La lettera in questione, inedita, è tra le carte depositate dalla Procura nelle due udienze svolte al Riesame lo scorso week end. Il testo della missiva si concludeva con un monito che già allora avrebbe dovuto far riflettere e agire di conseguenza le istituzioni. “L’esigenza di tutelare posti di lavoro in una terra che vive ancora drammaticamente fenomeni di sottoccupazione e disoccupazione è ben nota a chi scrive che se ne fa anche carico, tanto da valutare con la massima attenzione le modalità dei propri interventi, ma nel bilanciamento degli interessi, che trovano adeguata tutela nella Carta costituzionale, gli organi politico-amministrativi non possono privilegiarne alcuni a discapito di altri: la tutela dei posti di lavoro – concludeva la lettera – non può prescindere dal rispetto della salute degli operai e degli abitanti della città di Taranto e dei comuni limitrofi e dell’ambiente”.

Una lettera rimasta lettera morta.
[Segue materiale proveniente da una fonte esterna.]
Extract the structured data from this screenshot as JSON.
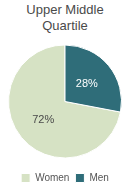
{
  "chart_data": {
    "type": "pie",
    "title": "Upper Middle Quartile",
    "categories": [
      "Women",
      "Men"
    ],
    "values": [
      72,
      28
    ],
    "value_labels": [
      "72%",
      "28%"
    ],
    "colors": [
      "#d6e2c4",
      "#2f6d79"
    ],
    "legend": "bottom",
    "data_labels": true
  }
}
E a dimostrazione di come il problema sia ancora lo stesso, ci sono le rivelazioni delle due centraline di via Machiavelli e via Archimede del rione Tamburi, che nei giorni scorsi (30-31 luglio e 1 agosto) hanno nuovamente registrato valori di PM 10 sopra il limite di legge (50 µg/m3). I giorni di superamento del limite nel corso dell’anno finora sono 28 per via Machiavelli e 20 per via Archimede: il numero di superamenti annuali consentiti dalla legge è di 35. Limite sempre superato negli ultimi tre anni (2009/10/11). Così come quello del valore obiettivo di concentrazione del benzo(a)pirene.